W ciągu ostatniej doby strażacy byli wzywani prawie 950 razy do usuwania skutków nawałnic, które przeszły nad Polską. Dwie osoby w województwie zachodniopomorskim zostały ranne.
Na samochód, którym jechali, przewróciło się drzewo. Rzecznik komendanta Państwowej Straży Pożarnej Paweł Frątczak powiedział IAR, że strażacy całą noc usuwali skutki wichur.
Najwięcej pracy mieli w województwach pomorskim, kujawsko - pomorskim i wielkopolskim. Strażacy usuwali setki połamanych i powalonych drzew, które w wielu miejscach tarasowały ulice, drogi i szlaki kolejowe. Zabezpieczali uszkodzone fragmenty konstrukcyjne budynków, dachy i naderwane reklamy.

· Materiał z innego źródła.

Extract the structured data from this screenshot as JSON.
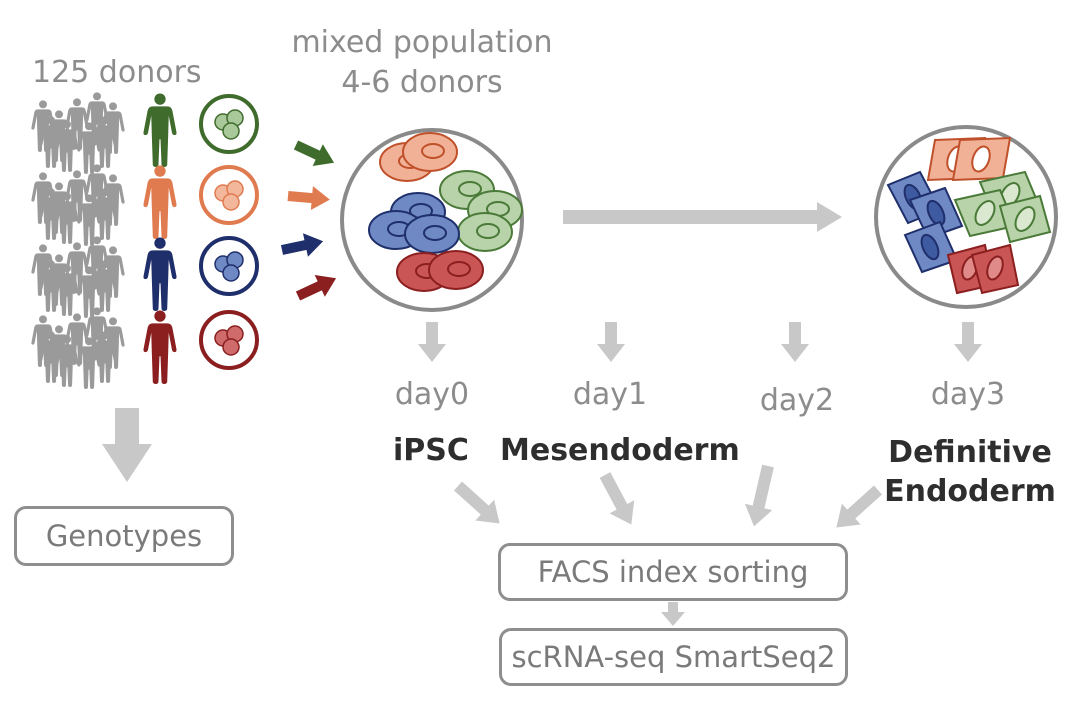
{
  "labels": {
    "donors": "125 donors",
    "mixed_line1": "mixed population",
    "mixed_line2": "4-6 donors"
  },
  "days": [
    "day0",
    "day1",
    "day2",
    "day3"
  ],
  "stages": {
    "ipsc": "iPSC",
    "mesendoderm": "Mesendoderm",
    "de_line1": "Definitive",
    "de_line2": "Endoderm"
  },
  "boxes": {
    "genotypes": "Genotypes",
    "facs": "FACS index sorting",
    "scrna": "scRNA-seq SmartSeq2"
  },
  "colors": {
    "green": "#3f6b2c",
    "orange": "#e07a4f",
    "blue": "#1f2f6b",
    "red": "#8b1f1f",
    "grey_arrow": "#c8c8c8",
    "grey_figure": "#9a9a9a"
  },
  "icons": [
    "human-figure-icon",
    "cell-cluster-icon",
    "colored-arrow-icon",
    "grey-arrow-icon"
  ]
}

Wieczorem i w nocy po przejściu wichur 6,5 tysięcy gospodarstw domowych było bez prądu. Na dziś synoptycy zapowiadają nadal silny wiatr w całym kraju. Najsilniej ma dzisiaj wiać na południu, gdzie w ciągu dnia porywy osiągną prędkość do 100 kilometrów na godzinę, a w nocy - do 120 kilometrów na godzinę.
Na wschodzie prędkość wiatru będzie dochodziła do 65 kilometrów na godzinę, na zachodzie- do 75, a na Wybrzeżu- do około 80 kilometrów na godzinę.